Ammetto che in questa vicenda c'è qualcosa che trovo insopportabile: e cioè che a Erich Priebke si voglia negare, sino a rendere di fatto impossibile questa pietosa pratica, una qualche forma di sepoltura.
L’indignazione non basta, cari e gentili amici lettori. L’indignazione comunque sia motivata non basta mai per fare la cosa giusta. Che a volte è semplice, ma non per questo diventa facile.
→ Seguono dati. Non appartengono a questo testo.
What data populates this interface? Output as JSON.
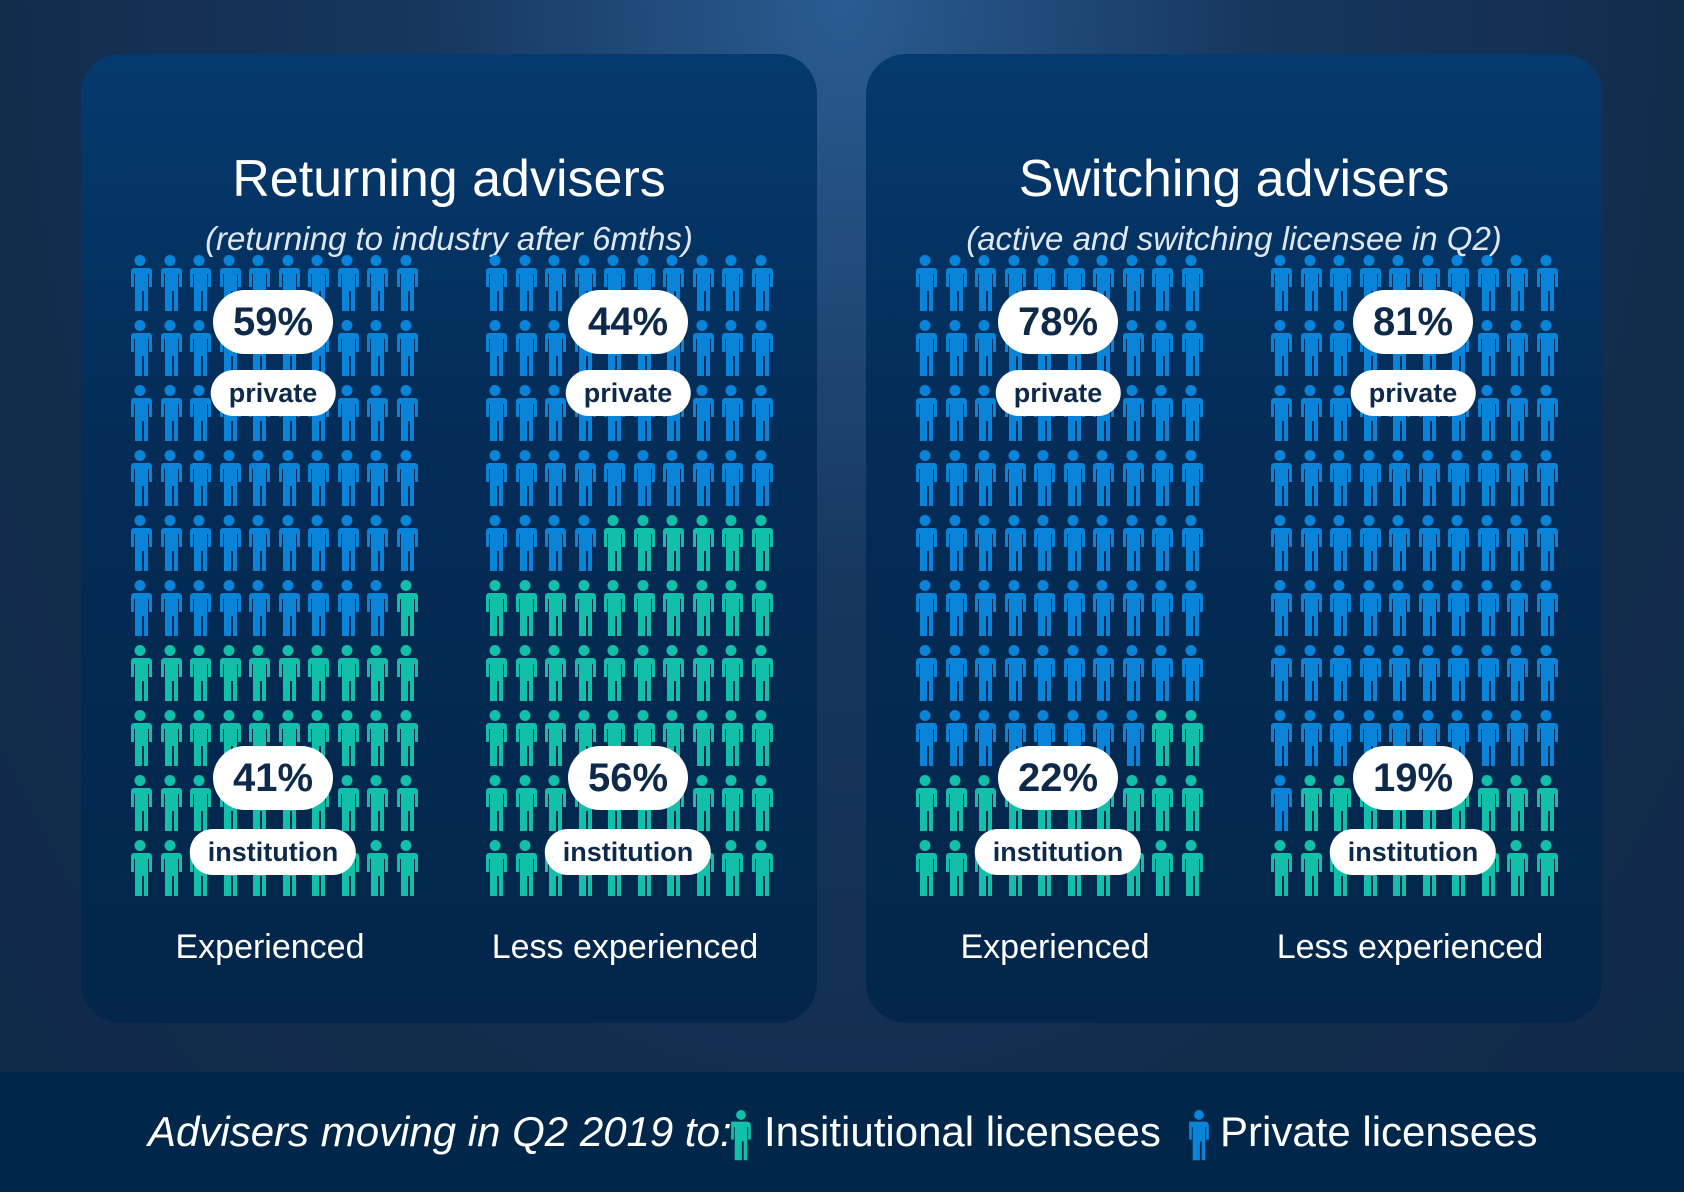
{
  "colors": {
    "private": "#0a84d8",
    "institution": "#12bfa9"
  },
  "chart_data": {
    "type": "pictogram",
    "grid": {
      "rows": 10,
      "cols": 10
    },
    "groups": [
      {
        "title": "Returning advisers",
        "subtitle": "(returning to industry after 6mths)",
        "charts": [
          {
            "category": "Experienced",
            "private": 59,
            "institution": 41,
            "private_label": "59%",
            "institution_label": "41%"
          },
          {
            "category": "Less experienced",
            "private": 44,
            "institution": 56,
            "private_label": "44%",
            "institution_label": "56%"
          }
        ]
      },
      {
        "title": "Switching advisers",
        "subtitle": "(active and switching licensee in Q2)",
        "charts": [
          {
            "category": "Experienced",
            "private": 78,
            "institution": 22,
            "private_label": "78%",
            "institution_label": "22%"
          },
          {
            "category": "Less experienced",
            "private": 81,
            "institution": 19,
            "private_label": "81%",
            "institution_label": "19%"
          }
        ]
      }
    ],
    "series_labels": {
      "private": "private",
      "institution": "institution"
    }
  },
  "legend": {
    "intro": "Advisers moving in Q2 2019 to:",
    "institution": "Insitiutional licensees",
    "private": "Private licensees",
    "icon": "person-icon"
  }
}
Possiamo tornare a constatarlo anche nel caso aperto dalla morte del centenario Erich Priebke, cioè di un uomo che, vestendo la divisa hitleriana di ufficiale delle SS, si fece inesorabile esecutore di feroci «ordini superiori». E che con l’estremo atto della sua esistenza terrena ha ostentato una totale assenza di pentimento per aver servito il mostro nazista e una tenace vena negazionista delle immani atrocità che quel mostro ha commesso e alle quali lui stesso aveva cooperato.
È dunque comprensibile a tutti perché le autorità religiose e civili di Roma, città teatro dei gravissimi misfatti di Priebke (che restano tali quale che sia la ricostruzione degli eventi che li hanno preceduti: nulla in nessun caso può giustificare la rappresaglia e la persecuzione contro persone innocenti e inermi) e città nella quale – per obbligo di giustizia – ha dovuto condurre l’ultima parte della propria esistenza, abbiano deciso autonomamente, ma in modo significativamente convergente, di non acconsentire ad alcuna pubblica celebrazione del defunto. Esequie private sì, pubbliche no. Non si tratta di una novità e neanche, da un punto di vista cristiano, di una mancanza di carità o di accoglienza, ma anzi di una scelta dolorosa, saggia e caritatevole, tutta tesa a prevenire la strumentalizzazione (ovvero l’uso politico o comunque propagandistico) del «funerale in Chiesa», esattamente come accade quando si dice "no" alle esequie solenni di un mafioso o di chiunque altro si ponga deliberatamente e persino provocatoriamente fuori e contro la visione cristiana della vita. Il giudizio è sempre e solo di Dio, la prudenza è affare degli uomini e delle donne.
Detto questo, ammetto che in questa vicenda c’è qualcosa che trovo insopportabile: e cioè che a Erich Priebke si voglia negare, sino a rendere di fatto impossibile questa pietosa pratica, una qualche forma di sepoltura. Ma ogni uomo, qualunque crimine abbia commesso, ne ha diritto. Questo tantissimi di noi lo sanno bene, perché ci è stato insegnato e non possiamo proprio far finta di non saperlo più, sebbene oggi il virus della smemoratezza dilaghi. Non mi interessano le modalità, che devono essere ben valutate, m’interessa il gesto religioso e civile. Che non cancella in alcun modo i torti di Priebke, e dà invece piena ragione a tutti coloro che sono stati le sue vittime. Sconfitti e annientati nella logica degli assassini, eppure per sempre agli occhi di Dio e del mondo quelli dalla "parte giusta".